There is no end to the devices one can use to create ownership in the war, and they are the same as those used to move the people who are up-for-grabs: songs, parades, flags, photos of the military, speeches, patriotic symbols, reports of progress, hate campaigns against the enemy, reports of enemy atrocities, reminders of the enemy’s evil designs, associations of the enemy with prior villains, etc. These negatives about the enemy work because removal of the enemy then promises the war stockholder’s return.

In parallel with the emphasis on owning a war that provides positive returns, it behooves the rulers, as Higgs stresses, to conceal, downplay, and underestimate the war’s costs. Whatever costs there are will be labeled as noble events and sacrifices, attended by heroism and medals. They will almost be turned into benefits. The dead and maimed have earned a just reward in the hereafter and honor in the here-and-now, it will be said.

Downplaying costs can be a two-edged sword. If the war is sold as easy to win and casualties mount up or the war drags on, disillusionment can set in. Then the selling campaign has to be refurbished. At this point, new benefits of the war can be invoked. This is why war goals seem to change as the war proceeds. If the threat is gone, then a new threat appears, or perhaps the goal shifts to installing a new democracy. The war is reinvented.

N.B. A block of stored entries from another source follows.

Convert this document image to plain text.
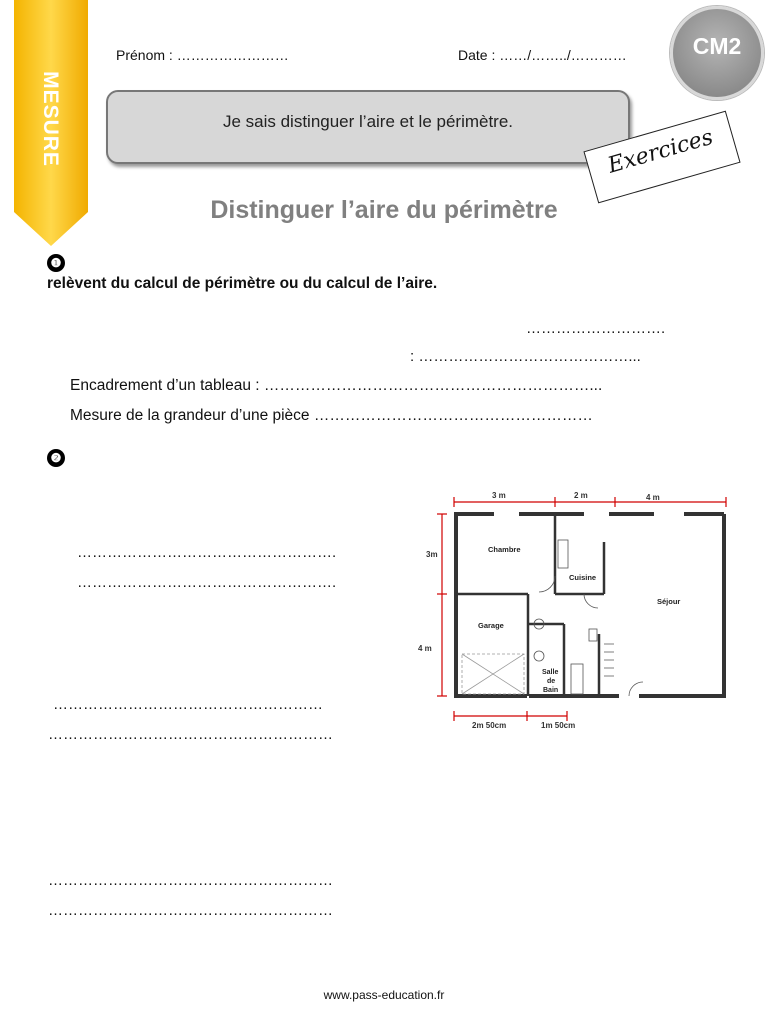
MESURE
Prénom : ……………………	Date : ……/……../…………	CM2
Je sais distinguer l’aire et le périmètre.
Exercices
Distinguer l’aire du périmètre
❶
relèvent du calcul de périmètre ou du calcul de l’aire.
……………………….
: ……………………………………...
Encadrement d’un tableau : ………………………………………………………...
Mesure de la grandeur d’une pièce ………………………………………………
❷
…………………………………………….
…………………………………………….
………………………………………………
…………………………………………………
…………………………………………………
…………………………………………………
3 m	2 m	4 m
3m
4 m
2m 50cm	1m 50cm
Chambre
Cuisine
Séjour
Garage
Salle
de
Bain
www.pass-education.fr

Aversion to loss is another very well-known psychological factor that contributes to status quo bias. Loss aversion is a well-documented tendency for individuals to value losses at higher amounts than gains. It might take a possible $500 gain to overcome a possible $200 loss. Whatever the current situation is, say we are at war, then many people will not be willing to give up their ownership of it unless the prospective gain far exceeds the loss. For example, if they fear civil war in Iraq from withdrawing, then they have to be shown a much greater gain to overcome that fear. If, for example, American deaths were twice as large, then the gain of ending these deaths might be enough to change some views toward withdrawal. But because the gains have to exceed the losses by a substantial factor, loss aversion creates a bias in favor of the status quo.

In a democracy such as ours, there are strongly pro-war and strongly anti-war individuals who tend to cancel each other out. The question of support for what the rulers want to do will be decided by those in the middle. According to the up-for-grabs and status quo bias hypotheses, if these voters in the middle either have no strong preferences or preferences that can be swayed easily by psychological gimmicks, then it is easy for the rulers to get their way.

This is where the importance of ideology, stressed by Higgs, comes in. In the nineteenth century, the electorate may have held more strongly to the ideology that prevailed at the country’s birth. Their minds were neither up for grabs nor as easy to sway as today. The rulers could not get their way as easily, although some may have wanted to. Rulers also tended to be more greatly in the grip of the founding ideology or were elected as reflections of the voters’ beliefs.

In the twentieth century, after well over one hundred years of public school indoctrination and inculcation of socialist and other anti-American philosophies in colleges and universities, the original revolutionary ideology has been dimmed, lost, and/or replaced by new ideology. Now the middle-of-the-road voter lacks the firm anchors of understanding and belief that paleolibertarians still hang on to. In this respect, the minds of many critical swing voters are become as those of "children," easier to control and sway than 100 years ago.

Rulers do not actually require a change in ideology in order to get their way in a democracy and gain power. They can succeed in dominating the nation if enough of the electorate is made bereft of ideology, simply mute or dumb on critical issues. To help rulers succeed, public education needs only to remove minds from exposure to our culture’s founding ideas or present enough competing ideas so as to leave children confused and turned off of all ideology. Then the rulers can write their wills upon the tabulae rasae at opportune times.